Imaginez un monde dans lequel presque tout le monde est hyperconnecté aux médias, à tel point qu’ils portent leurs appareils comme des vêtements en tout temps. Imaginez une société où le citoyen moyen est tellement enveloppé de données qu’il ne prête plus attention au monde tangible qui l’entoure et où presque toutes les interactions humaines sont réalisées par l’intermédiaire de l’Internet. Imaginez des gens tellement infantilisés par la commodité qu’ils ne savent plus comment faire quoi que ce soit pour eux-mêmes. Ils ne savent plus comment produire des biens. Ils ne savent plus comment réparer ce qui est cassé. Ils ne savent plus comment cultiver de la nourriture ou trouver de l’eau, ni même savoir d’où ça vient. Ils sont totalement dépendants de l’automatisation.

Ils vivent complètement dans le réseau – ils sont nés dans le réseau, et si vous les arrachiez à leur vie d’esclavage confortable et les placiez au milieu des bois entourés de nourriture, d’eau et d’abri potentiel, ils mourraient encore. Réalisez maintenant que c’est fondamentalement la réalité aujourd’hui pour beaucoup de gens, et le virus de la dépendance se propage.

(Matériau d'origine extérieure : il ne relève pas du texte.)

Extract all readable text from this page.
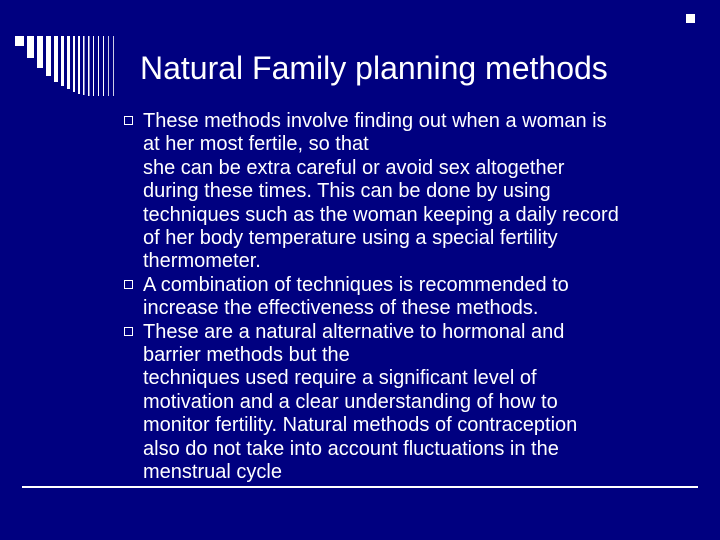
Natural Family planning methods
These methods involve finding out when a woman is
at her most fertile, so that
she can be extra careful or avoid sex altogether
during these times. This can be done by using
techniques such as the woman keeping a daily record
of her body temperature using a special fertility
thermometer.
A combination of techniques is recommended to
increase the effectiveness of these methods.
These are a natural alternative to hormonal and
barrier methods but the
techniques used require a significant level of
motivation and a clear understanding of how to
monitor fertility. Natural methods of contraception
also do not take into account fluctuations in the
menstrual cycle
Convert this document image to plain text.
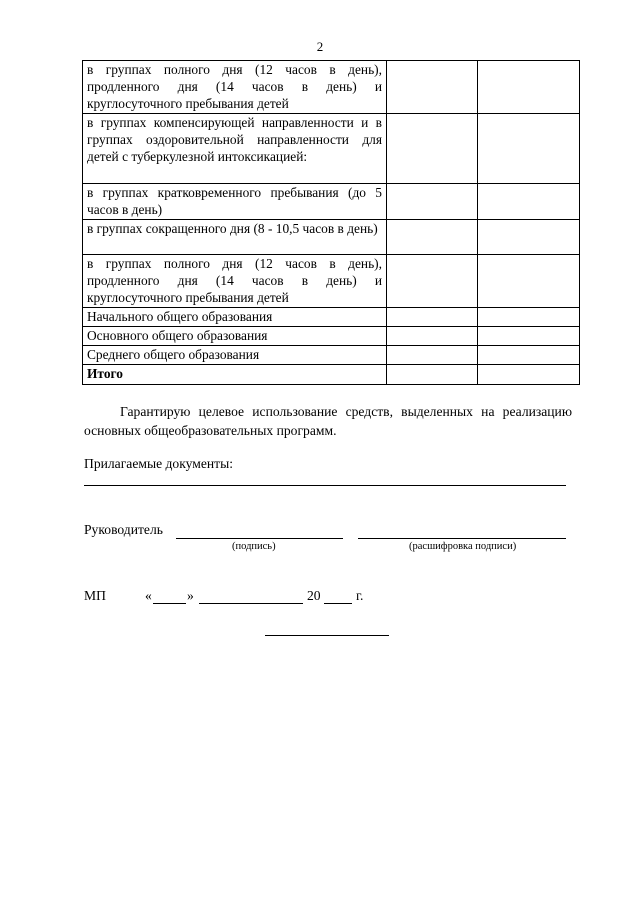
2
в группах полного дня (12 часов в день), продленного дня (14 часов в день) и круглосуточного пребывания детей		
в группах компенсирующей направленности и в группах оздоровительной направленности для детей с туберкулезной интоксикацией:		
в группах кратковременного пребывания (до 5 часов в день)		
в группах сокращенного дня (8 - 10,5 часов в день)		
в группах полного дня (12 часов в день), продленного дня (14 часов в день) и круглосуточного пребывания детей		
Начального общего образования		
Основного общего образования		
Среднего общего образования		
Итого		
Гарантирую целевое использование средств, выделенных на реализацию основных общеобразовательных программ.
Прилагаемые документы:
Руководитель
(подпись)	(расшифровка подписи)
МП	«	»	20	г.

Les progrès technologiques ne sont bénéfiques à l’humanité qu’en tant que béquille ou cage, à moins qu’ils ne servent la liberté et ne soient tempérés par la conservation des connaissances et compétences anciennes transmises au fil des générations. Les deux idéologies doivent s’équilibrer. Ceux qui disent le contraire essaient de vous convaincre d’échanger votre liberté en échange d’un fantasme.